A boat running downstream takes 3 hours to cover a certain distance, while it takes 6 hours 40 minutes to cover the same distance running upstream. What is the ratio between the speed of the boat and speed of the water current respectively?

To find the ratio between the speed of the boat and the speed of the water current, we can use the concept of relative speed.

Let's assume the speed of the boat is B km/h and the speed of the water current is C km/h.

When the boat is running downstream, it gets the additional speed of the water current, so its effective speed becomes (B + C) km/h. We are given that it takes 3 hours to cover the distance in this case.

Similarly, when the boat is running upstream, it goes against the water current, so its effective speed becomes (B - C) km/h. We are given that it takes 6 hours 40 minutes (or 6.67 hours) to cover the distance in this case.

Now, we can use the formula: Distance = Speed × Time.

For the downstream journey, the distance covered is the same as the distance covered in the upstream journey.
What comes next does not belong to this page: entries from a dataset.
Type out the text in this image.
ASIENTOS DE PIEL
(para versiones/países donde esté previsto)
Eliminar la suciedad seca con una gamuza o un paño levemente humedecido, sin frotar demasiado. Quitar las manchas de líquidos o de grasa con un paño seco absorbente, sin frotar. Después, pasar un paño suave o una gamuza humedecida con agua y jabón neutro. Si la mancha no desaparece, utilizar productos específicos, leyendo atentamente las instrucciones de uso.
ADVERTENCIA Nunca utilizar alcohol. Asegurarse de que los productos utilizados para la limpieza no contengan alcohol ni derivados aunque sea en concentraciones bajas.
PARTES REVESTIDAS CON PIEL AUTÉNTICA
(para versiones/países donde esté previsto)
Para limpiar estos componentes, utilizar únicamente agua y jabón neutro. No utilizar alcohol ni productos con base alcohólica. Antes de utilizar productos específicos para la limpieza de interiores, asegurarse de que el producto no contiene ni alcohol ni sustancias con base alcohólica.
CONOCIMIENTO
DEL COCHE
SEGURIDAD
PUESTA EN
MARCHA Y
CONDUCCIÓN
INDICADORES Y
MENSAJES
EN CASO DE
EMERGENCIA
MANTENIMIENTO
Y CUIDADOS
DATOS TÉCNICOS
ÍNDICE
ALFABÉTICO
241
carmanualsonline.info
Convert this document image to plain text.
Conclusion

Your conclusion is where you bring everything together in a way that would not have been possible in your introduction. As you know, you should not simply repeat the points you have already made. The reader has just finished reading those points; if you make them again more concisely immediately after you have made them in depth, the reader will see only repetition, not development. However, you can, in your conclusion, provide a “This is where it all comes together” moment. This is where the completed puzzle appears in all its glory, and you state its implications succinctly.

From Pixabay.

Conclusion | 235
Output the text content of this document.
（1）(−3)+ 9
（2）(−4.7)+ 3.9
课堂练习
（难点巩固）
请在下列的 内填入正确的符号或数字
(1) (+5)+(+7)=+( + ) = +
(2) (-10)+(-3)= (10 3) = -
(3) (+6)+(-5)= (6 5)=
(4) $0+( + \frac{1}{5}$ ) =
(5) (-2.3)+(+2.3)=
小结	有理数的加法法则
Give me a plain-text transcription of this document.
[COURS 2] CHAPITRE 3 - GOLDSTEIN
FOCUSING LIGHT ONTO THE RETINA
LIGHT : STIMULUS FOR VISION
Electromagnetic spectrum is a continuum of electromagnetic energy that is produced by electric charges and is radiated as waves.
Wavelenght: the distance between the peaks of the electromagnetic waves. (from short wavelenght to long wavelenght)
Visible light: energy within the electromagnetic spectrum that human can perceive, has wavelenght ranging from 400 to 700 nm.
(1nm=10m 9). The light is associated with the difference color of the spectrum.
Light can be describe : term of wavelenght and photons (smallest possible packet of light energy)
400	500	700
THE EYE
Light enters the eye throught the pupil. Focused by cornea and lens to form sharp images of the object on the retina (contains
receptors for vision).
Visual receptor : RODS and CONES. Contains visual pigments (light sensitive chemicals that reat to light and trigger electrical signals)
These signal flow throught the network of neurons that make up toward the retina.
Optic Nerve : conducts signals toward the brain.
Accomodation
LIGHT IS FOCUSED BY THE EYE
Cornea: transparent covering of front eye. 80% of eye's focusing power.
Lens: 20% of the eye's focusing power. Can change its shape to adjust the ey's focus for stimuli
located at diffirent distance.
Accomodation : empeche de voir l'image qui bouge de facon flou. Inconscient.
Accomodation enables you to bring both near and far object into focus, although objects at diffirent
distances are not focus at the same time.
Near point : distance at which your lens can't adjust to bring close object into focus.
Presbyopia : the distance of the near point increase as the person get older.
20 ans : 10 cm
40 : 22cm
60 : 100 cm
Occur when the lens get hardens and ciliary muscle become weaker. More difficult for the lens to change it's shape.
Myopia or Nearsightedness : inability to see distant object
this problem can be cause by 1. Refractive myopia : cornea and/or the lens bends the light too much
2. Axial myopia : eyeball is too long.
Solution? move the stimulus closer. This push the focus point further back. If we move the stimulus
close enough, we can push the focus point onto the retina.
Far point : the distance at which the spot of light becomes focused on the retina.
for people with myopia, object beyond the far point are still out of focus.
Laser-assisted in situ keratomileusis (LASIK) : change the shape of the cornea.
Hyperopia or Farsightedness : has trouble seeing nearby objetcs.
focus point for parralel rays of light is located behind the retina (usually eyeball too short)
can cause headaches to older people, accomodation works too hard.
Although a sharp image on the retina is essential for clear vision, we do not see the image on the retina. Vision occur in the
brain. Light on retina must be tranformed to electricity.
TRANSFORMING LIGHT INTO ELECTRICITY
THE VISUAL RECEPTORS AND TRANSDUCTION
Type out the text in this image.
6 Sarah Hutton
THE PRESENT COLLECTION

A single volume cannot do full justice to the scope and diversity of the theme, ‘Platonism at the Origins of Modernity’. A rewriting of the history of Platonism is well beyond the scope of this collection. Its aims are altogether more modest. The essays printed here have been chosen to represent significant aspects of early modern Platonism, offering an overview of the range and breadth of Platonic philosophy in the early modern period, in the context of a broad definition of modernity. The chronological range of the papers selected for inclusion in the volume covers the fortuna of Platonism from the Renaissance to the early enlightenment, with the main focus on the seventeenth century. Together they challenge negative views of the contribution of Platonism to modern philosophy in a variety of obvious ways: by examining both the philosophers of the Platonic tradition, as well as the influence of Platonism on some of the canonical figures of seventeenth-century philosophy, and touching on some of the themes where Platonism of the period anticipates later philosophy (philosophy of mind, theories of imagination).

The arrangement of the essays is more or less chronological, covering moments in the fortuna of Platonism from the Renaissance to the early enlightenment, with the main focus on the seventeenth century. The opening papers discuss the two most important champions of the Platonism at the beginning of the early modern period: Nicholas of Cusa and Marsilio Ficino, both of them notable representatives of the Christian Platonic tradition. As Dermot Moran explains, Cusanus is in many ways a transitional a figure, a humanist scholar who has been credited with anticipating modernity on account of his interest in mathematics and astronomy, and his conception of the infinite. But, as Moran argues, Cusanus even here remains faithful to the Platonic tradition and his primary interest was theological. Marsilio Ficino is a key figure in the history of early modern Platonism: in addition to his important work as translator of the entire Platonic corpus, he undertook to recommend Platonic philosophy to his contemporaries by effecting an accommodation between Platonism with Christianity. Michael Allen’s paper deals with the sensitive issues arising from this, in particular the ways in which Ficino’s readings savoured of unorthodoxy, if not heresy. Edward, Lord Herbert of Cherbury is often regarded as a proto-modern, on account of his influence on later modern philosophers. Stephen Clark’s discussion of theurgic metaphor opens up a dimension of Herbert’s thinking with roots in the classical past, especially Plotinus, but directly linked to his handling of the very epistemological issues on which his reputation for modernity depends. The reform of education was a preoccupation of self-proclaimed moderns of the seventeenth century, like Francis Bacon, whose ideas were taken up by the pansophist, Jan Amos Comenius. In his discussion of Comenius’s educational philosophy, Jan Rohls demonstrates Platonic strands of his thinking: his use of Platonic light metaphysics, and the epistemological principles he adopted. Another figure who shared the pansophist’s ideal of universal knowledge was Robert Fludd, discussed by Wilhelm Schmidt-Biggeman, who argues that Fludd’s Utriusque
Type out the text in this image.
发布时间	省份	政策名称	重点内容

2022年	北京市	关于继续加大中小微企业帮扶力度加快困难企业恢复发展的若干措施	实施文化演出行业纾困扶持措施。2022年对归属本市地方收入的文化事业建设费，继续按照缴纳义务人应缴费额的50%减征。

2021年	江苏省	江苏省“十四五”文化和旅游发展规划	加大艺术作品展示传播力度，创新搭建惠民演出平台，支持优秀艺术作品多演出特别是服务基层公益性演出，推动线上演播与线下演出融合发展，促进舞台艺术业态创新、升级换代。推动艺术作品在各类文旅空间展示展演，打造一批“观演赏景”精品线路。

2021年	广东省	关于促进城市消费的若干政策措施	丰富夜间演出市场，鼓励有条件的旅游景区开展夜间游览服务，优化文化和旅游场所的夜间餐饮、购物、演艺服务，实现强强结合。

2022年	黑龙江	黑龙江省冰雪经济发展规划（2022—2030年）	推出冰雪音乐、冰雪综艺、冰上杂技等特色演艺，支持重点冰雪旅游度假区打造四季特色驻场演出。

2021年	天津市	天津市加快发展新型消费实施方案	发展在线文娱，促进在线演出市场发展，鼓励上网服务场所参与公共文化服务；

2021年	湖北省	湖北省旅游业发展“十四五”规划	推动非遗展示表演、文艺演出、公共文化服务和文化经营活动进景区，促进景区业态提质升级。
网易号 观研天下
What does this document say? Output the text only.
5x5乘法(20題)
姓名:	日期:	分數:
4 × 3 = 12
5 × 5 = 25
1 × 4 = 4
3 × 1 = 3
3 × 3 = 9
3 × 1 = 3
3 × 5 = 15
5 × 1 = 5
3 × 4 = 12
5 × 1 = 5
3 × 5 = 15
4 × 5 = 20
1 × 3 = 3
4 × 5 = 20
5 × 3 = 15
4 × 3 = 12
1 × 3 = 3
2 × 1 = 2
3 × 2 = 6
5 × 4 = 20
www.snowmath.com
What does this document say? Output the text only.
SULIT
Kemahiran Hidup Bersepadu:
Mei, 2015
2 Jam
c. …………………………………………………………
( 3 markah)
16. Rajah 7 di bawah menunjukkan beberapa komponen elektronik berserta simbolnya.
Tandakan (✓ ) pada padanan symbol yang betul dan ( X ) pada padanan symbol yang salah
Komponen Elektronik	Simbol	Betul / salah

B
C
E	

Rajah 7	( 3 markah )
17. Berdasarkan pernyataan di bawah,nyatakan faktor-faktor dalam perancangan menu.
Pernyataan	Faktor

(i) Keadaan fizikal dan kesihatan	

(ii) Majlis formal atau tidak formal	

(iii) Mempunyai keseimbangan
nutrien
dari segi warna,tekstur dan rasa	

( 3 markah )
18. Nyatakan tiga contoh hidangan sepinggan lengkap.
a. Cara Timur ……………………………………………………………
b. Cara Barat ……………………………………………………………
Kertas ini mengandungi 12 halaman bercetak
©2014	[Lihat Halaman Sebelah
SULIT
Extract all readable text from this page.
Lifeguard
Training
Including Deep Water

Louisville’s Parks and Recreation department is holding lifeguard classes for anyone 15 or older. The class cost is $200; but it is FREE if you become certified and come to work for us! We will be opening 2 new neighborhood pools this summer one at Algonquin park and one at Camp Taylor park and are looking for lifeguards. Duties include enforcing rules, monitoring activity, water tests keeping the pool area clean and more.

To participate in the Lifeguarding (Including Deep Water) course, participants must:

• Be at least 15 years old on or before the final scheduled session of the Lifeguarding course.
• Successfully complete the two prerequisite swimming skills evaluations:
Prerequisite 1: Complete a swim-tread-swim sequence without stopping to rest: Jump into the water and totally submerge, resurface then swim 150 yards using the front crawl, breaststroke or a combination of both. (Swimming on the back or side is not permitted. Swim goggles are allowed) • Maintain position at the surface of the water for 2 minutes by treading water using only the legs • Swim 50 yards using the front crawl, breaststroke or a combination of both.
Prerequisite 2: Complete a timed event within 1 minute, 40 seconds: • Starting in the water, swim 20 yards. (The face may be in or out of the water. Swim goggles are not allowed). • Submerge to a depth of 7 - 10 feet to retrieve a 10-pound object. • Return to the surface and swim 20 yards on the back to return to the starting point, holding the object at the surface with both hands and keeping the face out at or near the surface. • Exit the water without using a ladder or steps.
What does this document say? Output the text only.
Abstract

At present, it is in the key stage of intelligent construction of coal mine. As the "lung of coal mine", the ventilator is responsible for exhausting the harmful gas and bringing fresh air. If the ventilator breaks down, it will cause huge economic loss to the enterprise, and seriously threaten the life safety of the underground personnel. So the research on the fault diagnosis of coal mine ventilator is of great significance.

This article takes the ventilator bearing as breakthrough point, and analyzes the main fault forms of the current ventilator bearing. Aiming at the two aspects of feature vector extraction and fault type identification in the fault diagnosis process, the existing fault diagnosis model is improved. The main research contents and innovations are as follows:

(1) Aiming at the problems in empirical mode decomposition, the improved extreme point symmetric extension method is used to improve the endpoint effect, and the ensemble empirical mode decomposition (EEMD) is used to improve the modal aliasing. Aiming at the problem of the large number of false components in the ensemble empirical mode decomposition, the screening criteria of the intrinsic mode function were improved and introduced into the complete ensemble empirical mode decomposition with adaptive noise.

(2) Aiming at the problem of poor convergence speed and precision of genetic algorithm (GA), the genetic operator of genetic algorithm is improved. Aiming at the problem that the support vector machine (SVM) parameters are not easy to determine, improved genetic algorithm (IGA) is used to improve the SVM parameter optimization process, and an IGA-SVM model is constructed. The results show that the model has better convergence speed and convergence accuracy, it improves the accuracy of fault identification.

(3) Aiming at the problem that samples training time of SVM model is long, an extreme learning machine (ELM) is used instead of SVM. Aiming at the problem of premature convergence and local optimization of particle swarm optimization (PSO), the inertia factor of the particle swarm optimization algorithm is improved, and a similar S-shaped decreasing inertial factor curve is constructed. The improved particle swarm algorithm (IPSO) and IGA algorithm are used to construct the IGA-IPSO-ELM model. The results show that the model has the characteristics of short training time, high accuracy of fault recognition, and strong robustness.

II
Let's call this distance D.

So, for the downstream journey, we have D = (B + C) × 3.

And for the upstream journey, we have D = (B - C) × 6.67.

Since both equations represent the same distance, we can equate them:

(B + C) × 3 = (B - C) × 6.67.

Now, we can solve this equation to find the ratio between B and C.

Expanding the equation, we get:

3B + 3C = 6.67B - 6.67C.

Bringing like terms together, we have:

6.67B - 3B = 6.67C + 3C.

Simplifying further, we get:

3.67B = 9.67C.

Dividing both sides by 9.67C, we get:

B/C = 9.67/3.67.

Therefore, the ratio between the speed of the boat and the speed of the water current is approximately 2.64.